A recent study on freestyle rappers aimed at shedding more light on to how the brain thinks creatively, found that their brains work in a similar way athletes' brains do by shutting down parts of the organ that may interfere with their creative flow.

Scientists found that freestyle rappers use the regions of the brain that are in charge of organizing and integrating information, while the regions of the brain in charge of self-control, self-monitoring and self-censoring are less active.

"If an athlete starts paying attention to what they're doing, how they are going to move their body to catch a ball, they'll clutch and they won't do it," study researcher Allen Braun told LiveScience. The study was made by the National Institute on Deafness and Other Communication Disorders (NIDCD), a part of the National Institutes of Health.

Researchers also found that language and motor regions of the brain were also active when they were making rhymes. They found that when the rappers wrapped up a rhyme, the attentional areas of the brain were also active, indicating that finishing a verse requires more control and attention.

The rappers with the best creative use of language also showed more activity in the portion of the brain that is linked to mental lexicon or vocabulary which is located behind the ear, according to LiveScience.

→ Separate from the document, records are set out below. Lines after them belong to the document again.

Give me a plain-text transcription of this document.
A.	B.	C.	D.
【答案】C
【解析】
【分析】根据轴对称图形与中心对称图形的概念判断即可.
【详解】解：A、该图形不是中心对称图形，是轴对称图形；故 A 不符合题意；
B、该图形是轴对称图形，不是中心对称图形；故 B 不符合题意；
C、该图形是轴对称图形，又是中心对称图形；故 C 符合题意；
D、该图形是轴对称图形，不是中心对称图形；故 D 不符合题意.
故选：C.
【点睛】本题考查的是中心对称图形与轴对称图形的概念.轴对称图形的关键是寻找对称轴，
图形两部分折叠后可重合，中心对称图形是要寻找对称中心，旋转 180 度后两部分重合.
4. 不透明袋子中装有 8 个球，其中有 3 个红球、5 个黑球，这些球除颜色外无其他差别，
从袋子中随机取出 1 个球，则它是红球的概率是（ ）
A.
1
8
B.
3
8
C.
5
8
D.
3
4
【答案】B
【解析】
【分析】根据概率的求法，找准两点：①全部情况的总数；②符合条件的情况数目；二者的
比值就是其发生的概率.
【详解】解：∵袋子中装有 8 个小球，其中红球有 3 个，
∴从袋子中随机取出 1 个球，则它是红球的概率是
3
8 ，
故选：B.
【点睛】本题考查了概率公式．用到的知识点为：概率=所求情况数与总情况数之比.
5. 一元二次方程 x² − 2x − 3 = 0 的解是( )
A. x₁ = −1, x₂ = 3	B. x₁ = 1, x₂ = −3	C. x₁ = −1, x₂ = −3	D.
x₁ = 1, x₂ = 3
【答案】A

Scientists at the NIDCD invited 12 male rappers to sing rhymes while attached to a functional magnetic resonance imaging machine. They gave them eight-measure tracks and a set of lyrics to memorize. After they rapped the lyrics attached to the MRI scanner they were given the same eight-measure tracks and asked to freestyle.

"They talked a lot about their environment, about how they are in the scanner," study researcher Siyuan Liu, a scientist at the NIDCD told LiveScience. "Or sometimes they talked about their careers, like how many albums they'd published."

Regardless of the subject, the rappers' brain activity was different when they had to memorize compared to when they had to do freestyle.

At this point scientists can't tell if the brain can be trained to think faster but after the study, they know that creativity is noting extraordinary.

"These are just simple rearrangements of brain activity and cognitive processes that are a normal part of everyday experiences," Braun told LiveScience.

his research was first reported in Mid-November as part of Live Science's "Creative Genius: The World's Greatest Minds" series. The network's series describe the thought processes that contributed to the success of masterminds like Mozart, Charles Darwin, Albert Einstein and Steve Jobs, among many others.